Le président du Parti pour la renaissance nationale (Parena, opposition), Tiébilé Dramé, a présenté jeudi un document dressant un bilan de 1 026 morts et 186 blessés dans les violences qui frappent le centre du pays, où sévissent des groupes jihadistes et qui est le théâtre de conflits inter-communautaires.
En 2018, les violences dans le centre du Mali ont fait 1 026 morts et 192 blessés. C’est le bilan qu’avance le Parti pour la renaissance nationale (Parena), dans un rapport rendu public jeudi 14 février.
Une justice trop lente
Ce sont les politiques hasardeuses et inappropriées d’un pouvoir qui a laissé pourrir la situation et qui est aujourd’hui dépassé par l’ampleur de la crise.
« Depuis cinq ans, aucune enquête annoncée par le président et ses gouvernements successifs n’a donné de résultats. Ni au nord, ni au centre, ni ailleurs. Lutter contre l’impunité requiert une forte volonté politique », martèle l’opposant Tiébilé Dramé, qui fut le directeur de campagne de Soumaïla Cissé lors de la présidentielle. « Ce sont les politiques hasardeuses et inappropriées d’un pouvoir qui a laissé pourrir la situation et qui est aujourd’hui dépassé par l’ampleur de la crise », ajoute-t-il.

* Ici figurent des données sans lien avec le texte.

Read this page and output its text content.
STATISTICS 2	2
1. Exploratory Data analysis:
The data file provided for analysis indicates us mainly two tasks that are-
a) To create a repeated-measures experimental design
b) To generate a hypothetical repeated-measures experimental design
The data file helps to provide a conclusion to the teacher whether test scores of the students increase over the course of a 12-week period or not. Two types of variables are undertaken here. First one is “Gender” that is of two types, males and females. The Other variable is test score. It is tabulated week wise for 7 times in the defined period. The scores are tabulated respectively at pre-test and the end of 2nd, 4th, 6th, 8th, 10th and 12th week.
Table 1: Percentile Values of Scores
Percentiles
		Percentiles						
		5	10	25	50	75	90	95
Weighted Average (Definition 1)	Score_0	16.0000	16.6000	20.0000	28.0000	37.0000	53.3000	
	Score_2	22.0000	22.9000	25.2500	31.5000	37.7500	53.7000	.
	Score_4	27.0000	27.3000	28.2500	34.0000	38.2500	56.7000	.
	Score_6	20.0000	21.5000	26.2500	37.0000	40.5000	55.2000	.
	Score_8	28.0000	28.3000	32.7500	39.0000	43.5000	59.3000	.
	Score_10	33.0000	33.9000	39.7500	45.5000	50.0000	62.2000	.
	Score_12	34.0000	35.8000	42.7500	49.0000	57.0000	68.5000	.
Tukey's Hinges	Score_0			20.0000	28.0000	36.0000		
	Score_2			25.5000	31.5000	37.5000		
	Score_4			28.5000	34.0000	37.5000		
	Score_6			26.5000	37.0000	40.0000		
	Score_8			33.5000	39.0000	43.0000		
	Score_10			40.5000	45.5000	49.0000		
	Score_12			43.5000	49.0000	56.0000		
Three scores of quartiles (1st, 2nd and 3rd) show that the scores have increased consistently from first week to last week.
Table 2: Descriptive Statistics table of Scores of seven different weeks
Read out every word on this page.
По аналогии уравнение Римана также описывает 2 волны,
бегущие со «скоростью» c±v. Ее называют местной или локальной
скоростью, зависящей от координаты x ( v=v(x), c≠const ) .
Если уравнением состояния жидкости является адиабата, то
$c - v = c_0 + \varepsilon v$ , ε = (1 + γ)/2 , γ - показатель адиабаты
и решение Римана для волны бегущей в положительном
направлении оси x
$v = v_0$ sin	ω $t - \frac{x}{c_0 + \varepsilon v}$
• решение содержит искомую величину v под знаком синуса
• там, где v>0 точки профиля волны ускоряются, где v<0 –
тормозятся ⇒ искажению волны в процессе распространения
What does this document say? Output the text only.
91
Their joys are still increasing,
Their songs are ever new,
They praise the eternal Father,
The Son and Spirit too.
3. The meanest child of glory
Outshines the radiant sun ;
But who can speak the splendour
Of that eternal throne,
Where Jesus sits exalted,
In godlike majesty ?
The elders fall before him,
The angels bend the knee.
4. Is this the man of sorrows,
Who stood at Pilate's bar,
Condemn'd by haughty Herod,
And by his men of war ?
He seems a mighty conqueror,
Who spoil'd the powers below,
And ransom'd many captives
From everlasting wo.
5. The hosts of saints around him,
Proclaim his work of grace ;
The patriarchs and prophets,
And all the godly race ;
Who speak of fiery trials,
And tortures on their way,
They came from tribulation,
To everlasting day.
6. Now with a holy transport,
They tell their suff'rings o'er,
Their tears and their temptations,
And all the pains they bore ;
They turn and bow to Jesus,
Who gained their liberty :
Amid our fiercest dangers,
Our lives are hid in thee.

Un bilan pris avec prudence par les autorités. « Si le Parena fait un décompte de 1 000 morts, qu’il produise la liste », rétorque le gouverneur de la région de Mopti, Sidi Alassane Touré. Il « constate toutefois la lenteur des procédures judiciaires ». « Les enquêtes sont ouvertes par le procureur. Mais sont-elles ralenties par une question de moyens financiers ou par des risques sécuritaires ? Je n’en sais rien. Cela concerne un autre pouvoir », précise-t-il à Jeune Afrique.
Le Parena assure que ses données sont issues « d’une compilation et d’interviews avec des proches des victimes », et que le décompte des victimes – civils, militaires et membres de groupes armés – est en augmentation par rapport à l’année précédente. Le Parena dénombrait alors 209 morts et 86 blessés.
« Le centre du Mali, c’est la mort au quotidien, les villages brûlés et rasés, les greniers pillés, les troupeaux razziés, les déplacements forcés de populations civiles. Le centre, c’est aussi le contrôle au faciès, les check-points illégaux, les armes de guerre détenues par des groupes irréguliers qui ensanglantent et endeuillent la région », pointe le rapport du Parena.
Plan de sécurisation intégré: Les stratégies mises en place par le gouvernement sont l’occupation de l’espace
Quelques jours plus tôt, le 12 février, l’expert de l’ONU sur la situation des droits de l’homme au Mali, Alioune Tine, exprimait déjà sa « profonde préoccupation » à l’issue d’une mission dans la région de Mopti.
« De graves et récurrentes violations et abus des droits de l’homme, y compris des allégations d’exécutions extrajudiciaires, d’enlèvements, de tortures, de mauvais traitements et détentions illégales, sont commis en toute impunité. De plus, des localités qui n’étaient pas affectées il y a quelques mois sont maintenant touchées par ces violences », s’est-il inquiété dans un communiqué de presse, demandant « des solutions urgentes ».
En février 2018, le gouvernement a annoncé le lancement d’un plan de sécurisation intégré des régions du centre. Le décret présidentiel mettant effectivement le plan sur les rails a été signé en août dernier. Et depuis, les résultats se font attendre.
Le 7 janvier dernier, interrogé par les députés sur la détérioration de la situation sécuritaire, le Premier ministre Soumeylou Boubèye Maïga a défendu le bilan de son gouvernement, insistant sur l’importance centrale du retour de l’État. « Les stratégies mises en place par le gouvernement sont l’occupation de l’espace. Nous avons déployé, en 2018, 13 000 hommes, dont la moitié au Centre, ce qui a réduit l’insécurité par rapport aux autres années », a-t-il affirmé. « Nous allons continuer à renforcer notre présence militaire », a-t-il ajouté.
Le gouvernement a également lancé un programme DDR accéléré (Désarmement, démobilisation et réinsertion) des milices présentes dans la région de Mopti. Mais ce dernier bute sur la peur de représailles des jihadistes présents dans la région.